But read or listen to all the talk on the right and the left today, and
you could be pardoned for thinking that America is beset by a series of
unconscionable and completely avoidable disasters, on the brink of
economic and military ruin. Every essay and debate seems to conclude
with dark references to the end of the world. Republicans shriek that a
single ill advised judicial appointment is the end of the world, a
period of too much government spending is the end of the world, our
inability thus far to stem the flow into our irresistibly attractive
paradise by some of the poorest people on earth is the end of the
world. The Democrats wail that a war they disapprove of which has cost
nearly 2000 American lives is the end of the world, a cyclical
profusion of hurricanes which have killed hundreds of Americans is the
end of the world, the continuing fact that our poorest citizens remain
poor in our terms even if 90 percent of the rest of the earth's
population would call them rich is the end of the world. They have talked, talked, talked, and talked themselves into a state of frantic
vindictiveness that can only be assuaged by the criminalization of all
their political opponents and the punishment of every public face that
fails to prevent the inevitable losses and hardships of human life,
from which we are all, apparently, supposed to be exempt in America.
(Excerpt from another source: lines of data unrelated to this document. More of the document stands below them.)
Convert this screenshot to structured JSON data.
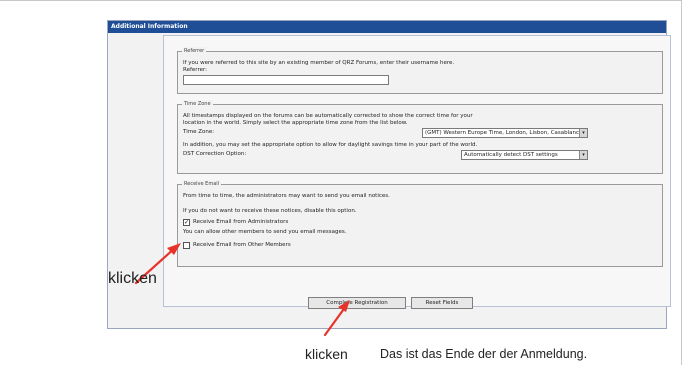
{
  "form": {
    "header": "Additional Information",
    "referrer": {
      "legend": "Referrer",
      "description": "If you were referred to this site by an existing member of QRZ Forums, enter their username here.",
      "label": "Referrer:",
      "value": ""
    },
    "timezone": {
      "legend": "Time Zone",
      "description_line1": "All timestamps displayed on the forums can be automatically corrected to show the correct time for your",
      "description_line2": "location in the world. Simply select the appropriate time zone from the list below.",
      "label": "Time Zone:",
      "selected": "(GMT) Western Europe Time, London, Lisbon, Casablanca",
      "dst_description": "In addition, you may set the appropriate option to allow for daylight savings time in your part of the world.",
      "dst_label": "DST Correction Option:",
      "dst_selected": "Automatically detect DST settings"
    },
    "email": {
      "legend": "Receive Email",
      "description": "From time to time, the administrators may want to send you email notices.",
      "disable_hint": "If you do not want to receive these notices, disable this option.",
      "admin_checkbox_label": "Receive Email from Administrators",
      "admin_checked": true,
      "members_hint": "You can allow other members to send you email messages.",
      "members_checkbox_label": "Receive Email from Other Members",
      "members_checked": false
    },
    "buttons": {
      "complete": "Complete Registration",
      "reset": "Reset Fields"
    }
  },
  "annotations": {
    "left_click": "klicken",
    "bottom_click": "klicken",
    "note": "Das ist das Ende der der Anmeldung."
  },
  "colors": {
    "header_bg": "#1f4e96",
    "arrow": "#e8332a"
  }
}
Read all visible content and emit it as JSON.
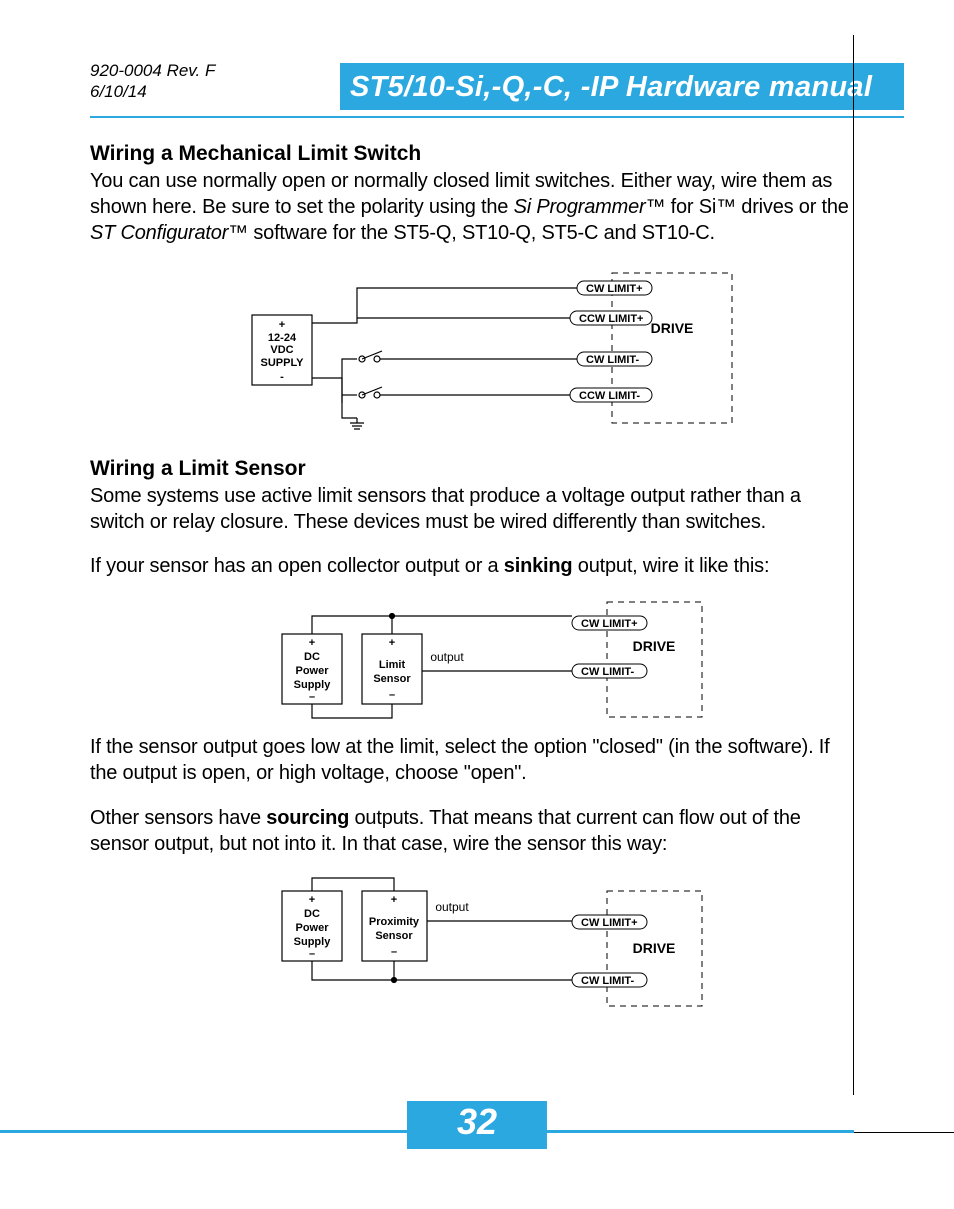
{
  "doc": {
    "rev": "920-0004 Rev. F",
    "date": "6/10/14"
  },
  "title": "ST5/10-Si,-Q,-C, -IP Hardware manual",
  "page_number": "32",
  "sec1": {
    "heading": "Wiring a Mechanical Limit Switch",
    "para_a": "You can use normally open or normally closed limit switches.  Either way, wire them as shown here. Be sure to set the polarity using the ",
    "sw1": "Si Programmer™",
    "para_b": " for Si™ drives or the ",
    "sw2": "ST Configurator™",
    "para_c": " software for the ST5-Q, ST10-Q, ST5-C and ST10-C."
  },
  "sec2": {
    "heading": "Wiring a Limit Sensor",
    "para1": "Some systems use active limit sensors that produce a voltage output rather than a switch or relay closure.  These devices must be wired differently than switches.",
    "para2a": "If your sensor has an open collector output or a ",
    "para2b": "sinking",
    "para2c": " output, wire it like this:",
    "para3": "If the sensor output goes low at the limit, select the option \"closed\" (in the software).  If the output is open, or high voltage, choose \"open\".",
    "para4a": "Other sensors have ",
    "para4b": "sourcing",
    "para4c": " outputs.  That means that current can flow out of the sensor output, but not into it.  In that case, wire the sensor this way:"
  },
  "diag": {
    "supply1_l1": "+",
    "supply1_l2": "12-24",
    "supply1_l3": "VDC",
    "supply1_l4": "SUPPLY",
    "supply1_l5": "-",
    "cwlimp": "CW LIMIT+",
    "ccwlimp": "CCW LIMIT+",
    "cwlimm": "CW LIMIT-",
    "ccwlimm": "CCW LIMIT-",
    "drive": "DRIVE",
    "dc_l1": "+",
    "dc_l2": "DC",
    "dc_l3": "Power",
    "dc_l4": "Supply",
    "dc_l5": "–",
    "ls_l1": "+",
    "ls_l2": "Limit",
    "ls_l3": "Sensor",
    "ls_l4": "–",
    "px_l2": "Proximity",
    "px_l3": "Sensor",
    "output": "output"
  }
}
This a disgusting, a nauseating, state of affairs. The talkers are not
America. They are a by-product of prosperity and a parasite feeding on
the greater goodness of the masses they presume to patronize. Last
week, I read the blog of a onetime liberal who now considers himself a
conservative, and he was trying to explain the differences between the
two. He is a professor. He talked as if he were taking the long view,
the objective view. He said that liberals are moral optimists, while
conservatives are moral pessimists. This causes liberal to believe in
the perfectability of humanity while conservatives accept the fact of
sin as a constant. He is a professor. Therefore, it is not surprising
that he is dead wrong. It is liberals who are the moral pessimists.
They believe that the human condition can be idealized by the right
mechanisms of government, which must gather the power to protect the
ignorant from the consequences of their own poor decisions.
Conservatives are the moral optimists, believing that it is safer to
trust the decision making of individuals over that of organizations,
which have a demonstrated tendency to acquire amoral and anti-human
authority. The professor is confusing human morality with the human
condition. Where conservatives are pessimists -- or realists, if you
agree -- is in accepting that life will always deal out hurt and
injustice. There will always be hurricanes, for example. Liberals --
lacking the humility of those who look to God for ultimate justice --
place too much faith in themselves, in their own ability to stage
manage the human condition for the rest of us.
Now that's a point for the conservative talkers to ponder as well. At
what point did it become critical for the entire country to follow your
exact prescription for surviving the next few months or years? Where do
you truly place your faith? In the American traditions you profess to
defend? Or in your own lofty intellectual interpretation of those
traditions?
I know I
promised
an explosion of anger, and this has not quite turned out that way. I
am angry, but it manifests itself
in this case as a sick feeling, a profound disgust, a fragmentary
memory of what calm and measured voices would even sound like in the
hateful hurricane that is sweeping through our magnificently fortunate
nation.
And so I have produced merely more talk. My humble apologies.